Health Ministers Adenike Grange and Gabriel Aduku are the first cabinet casualties since Yar'Adua took power last May on pledges of zero tolerance for corruption in what looks like a serious test case for the administration.
"Both ministers are leaving the Federal Executive Council (cabinet) following charges of corruption brought against them by the Economic and Financial Crimes Commission (EFCC)," the presidency said in a statement.
The resignations came after newspaper reports last month that the EFCC had questioned Grange and some top health officials for allegedly spending 300 million naira ($2.5 million) of the ministry's 2007 budget on dubious contracts and Christmas gifts just before year-end contrary to a presidential directive.
Yar'Adua had directed all government agencies to return unspent monies from the 2007 budget to the federal treasury in a new step to check public sector corruption.
Yar'Adua has also ordered that 14 other top officials be suspended from office for participating "in the subversion of his directive ...," the statement added.
The norm under the previous administration was to embark on an end-of-year spending spree in a bid to exhaust all budgeted funds, with a chunk of money shared by officials as bonuses.
Nigerian newspapers had also named more than a dozen federal legislators, including Iyabo Bello-Obasanjo -- former President Olusegun Obasanjo's daughter who chairs the Senate committee on health -- among beneficiaries of the spending spree.
Yar'Adua has come under pressure to step up his anti-graft drive in one of the world's most tainted countries since he came to power after last year's flawed election.

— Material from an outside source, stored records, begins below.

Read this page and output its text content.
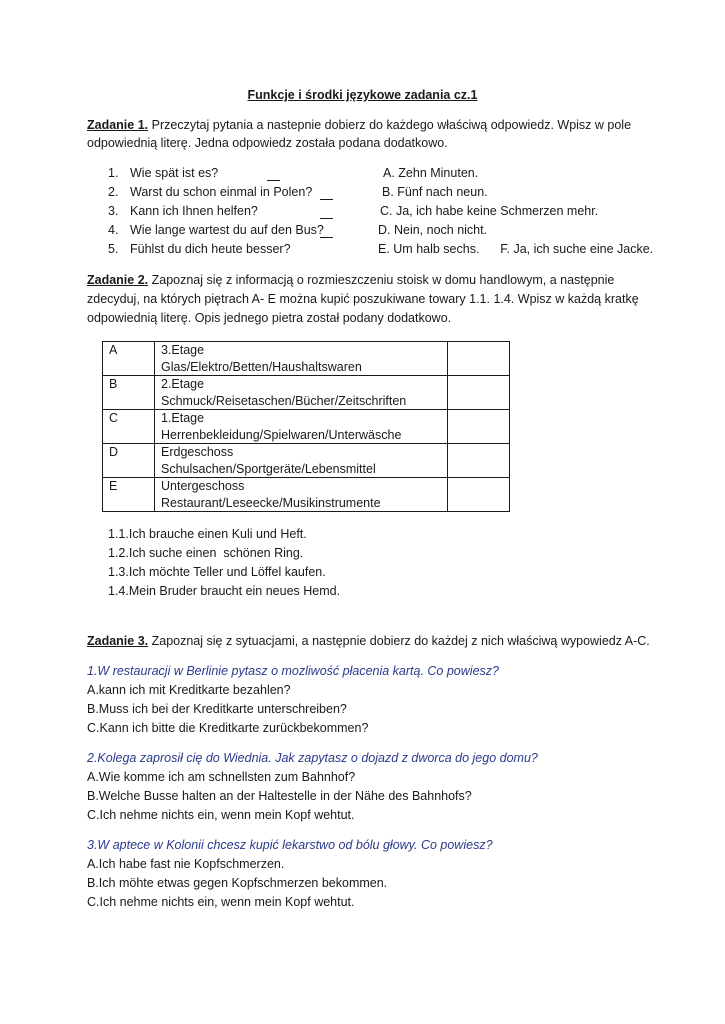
Funkcje i środki językowe zadania cz.1
Zadanie 1. Przeczytaj pytania a nastepnie dobierz do każdego właściwą odpowiedz. Wpisz w pole
odpowiednią literę. Jedna odpowiedz została podana dodatkowo.
1. Wie spät ist es?
2. Warst du schon einmal in Polen?
3. Kann ich Ihnen helfen?
4. Wie lange wartest du auf den Bus?
5. Fühlst du dich heute besser?
A. Zehn Minuten.
B. Fünf nach neun.
C. Ja, ich habe keine Schmerzen mehr.
D. Nein, noch nicht.
E. Um halb sechs.      F. Ja, ich suche eine Jacke.
Zadanie 2. Zapoznaj się z informacją o rozmieszczeniu stoisk w domu handlowym, a następnie
zdecyduj, na których piętrach A- E można kupić poszukiwane towary 1.1. 1.4. Wpisz w każdą kratkę
odpowiednią literę. Opis jednego pietra został podany dodatkowo.
A	3.Etage
Glas/Elektro/Betten/Haushaltswaren	

B	2.Etage
Schmuck/Reisetaschen/Bücher/Zeitschriften	

C	1.Etage
Herrenbekleidung/Spielwaren/Unterwäsche	

D	Erdgeschoss
Schulsachen/Sportgeräte/Lebensmittel	

E	Untergeschoss
Restaurant/Leseecke/Musikinstrumente	

1.1.Ich brauche einen Kuli und Heft.
1.2.Ich suche einen  schönen Ring.
1.3.Ich möchte Teller und Löffel kaufen.
1.4.Mein Bruder braucht ein neues Hemd.
Zadanie 3. Zapoznaj się z sytuacjami, a następnie dobierz do każdej z nich właściwą wypowiedz A-C.
1.W restauracji w Berlinie pytasz o mozliwość płacenia kartą. Co powiesz?
A.kann ich mit Kreditkarte bezahlen?
B.Muss ich bei der Kreditkarte unterschreiben?
C.Kann ich bitte die Kreditkarte zurückbekommen?
2.Kolega zaprosił cię do Wiednia. Jak zapytasz o dojazd z dworca do jego domu?
A.Wie komme ich am schnellsten zum Bahnhof?
B.Welche Busse halten an der Haltestelle in der Nähe des Bahnhofs?
C.Ich nehme nichts ein, wenn mein Kopf wehtut.
3.W aptece w Kolonii chcesz kupić lekarstwo od bólu głowy. Co powiesz?
A.Ich habe fast nie Kopfschmerzen.
B.Ich möhte etwas gegen Kopfschmerzen bekommen.
C.Ich nehme nichts ein, wenn mein Kopf wehtut.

Investors are keen to see signs of how seriously Nigeria tackles graft.
Yar'Adua has said he will protect nobody and would let the EFCC go after anyone found corrupt.
The agency has charged eight out of the 36 state governors from the previous administration, including two of Yar'Adua's main financiers during campaigns for last April's election, with corruption after they stepped down in May and lost their immunity from prosecution.
But some anti-corruption campaigners fear the trials will drag on for years since the cases have hardly made any progress over the last few months and the ex-governors have all been granted on bail.